After each tip had a double-thick band of polish around the center circumference of the tip, thus avoiding the icing from ever coming in direct contact with the acrylic polish, I left the tips out in the open for three days until the smell was completely gone. And then I left them out for two more days as added assurance.
It’s strange how my piping tips went from being non-gender specific objects to becoming high fashion glossy girls. So pretty.
After five days of having them in the open to dissipate any residue smell, I quickly separated them by color into plastic containers to store them away by color/size. This is how I store and use them.

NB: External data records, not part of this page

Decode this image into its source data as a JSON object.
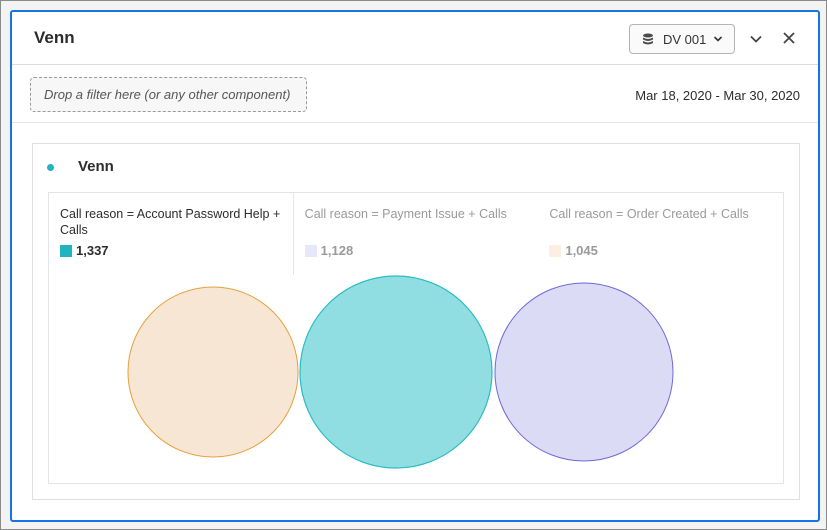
{
  "panel": {
    "title": "Venn"
  },
  "toolbar": {
    "data_view_label": "DV 001",
    "data_view_icon": "database-icon",
    "collapse_icon": "chevron-down-icon",
    "close_icon": "close-icon"
  },
  "filter": {
    "drop_placeholder": "Drop a filter here (or any other component)",
    "date_range": "Mar 18, 2020 - Mar 30, 2020"
  },
  "visualization": {
    "title": "Venn",
    "accent_color": "#1fb4be",
    "legend": [
      {
        "label": "Call reason = Account Password Help + Calls",
        "value": "1,337",
        "color": "#1fb4be",
        "active": true
      },
      {
        "label": "Call reason = Payment Issue + Calls",
        "value": "1,128",
        "color": "#dcdcf6",
        "active": false
      },
      {
        "label": "Call reason = Order Created + Calls",
        "value": "1,045",
        "color": "#fbe5d0",
        "active": false
      }
    ],
    "circles": [
      {
        "fill": "#f8e6d4",
        "stroke": "#e6a03c"
      },
      {
        "fill": "#90dde2",
        "stroke": "#29bcc4"
      },
      {
        "fill": "#dcdbf6",
        "stroke": "#6f68d6"
      }
    ]
  }
}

Since coloring my tips I’ve run several experiments to test the durability of the polish. I began by putting them in the closed utensil basket of the dishwasher which was my usual way of washing my tips. This proved to be a dismal failure as the colors faded after only one normal cycle and after two complete cycles the polish began bubbling and falling off. The second test was soaking them overnight in soapy water. Same results and totally not acceptable.

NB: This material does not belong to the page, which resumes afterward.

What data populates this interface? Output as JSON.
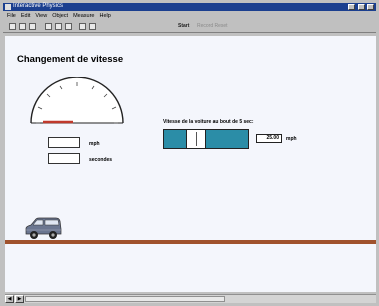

The third and final test was to fill a large mixing bowl with hot soapy water and placing the used tips in a wire strainer basket smaller than the bowl, rapidly lift and plunge the strainer into the water bowl for one to two minutes. I then removed the strainer from the bowl and using the sink hand sprayer hit the tips for another few seconds to thoroughly rinse them before laying them out on a kitchen towel to dry. This whole process took about 4 minutes to clean 20 tips at once and in the end they were thoroughly clean and the polish was unaffected. Overall, I learned that as long as the tips aren’t soaked in water for an extended period of time, the nail polish will retain its color and continue to adhere to the metal surface.
Before you get all up in my grill please note; I’m not saying this is the best way to easily distinguish your number tips from one another but it’s the way I came up with that’s working for me. It now only takes me seconds to separate my tips by size using the color identification, in terms of food safety there’s no contact between the nail polish and the icing, and while it was easier to wash my piping tips in the dishwasher, using the strainer and bowl method takes only a little more time and effort and ends up getting the tips just as clean while preserving the polish. Even if I have to occasionally touch up a ring of polish, it’s worth it to save my eye sight. Even at the expense of a brain cell or two.

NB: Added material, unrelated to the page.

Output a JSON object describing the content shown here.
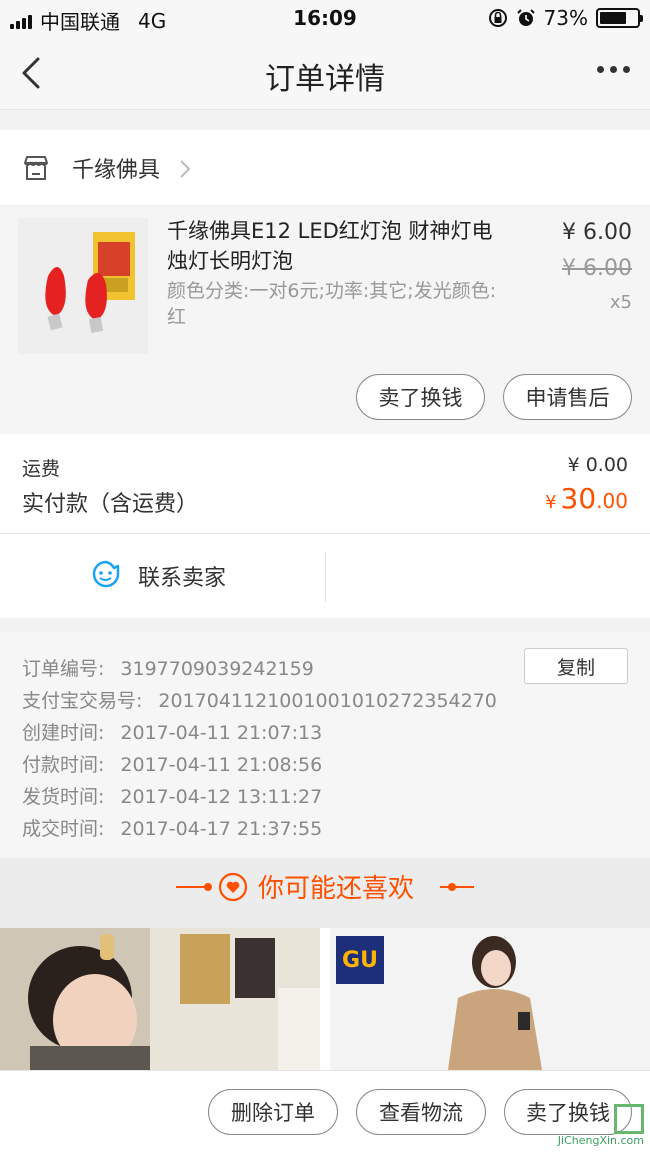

Now do me a favor. If you have a family member or friend who works in product development at Wilton’s, tell them about my idea for coloring their numbered tips. Even if they can’t add color the metal persuade them to design small colored clips or bands that could be attached to the tips. There’s money in this idea people. Just remember where you heard it and then make a donation to the ALS Association from your vast windfall as a thank you.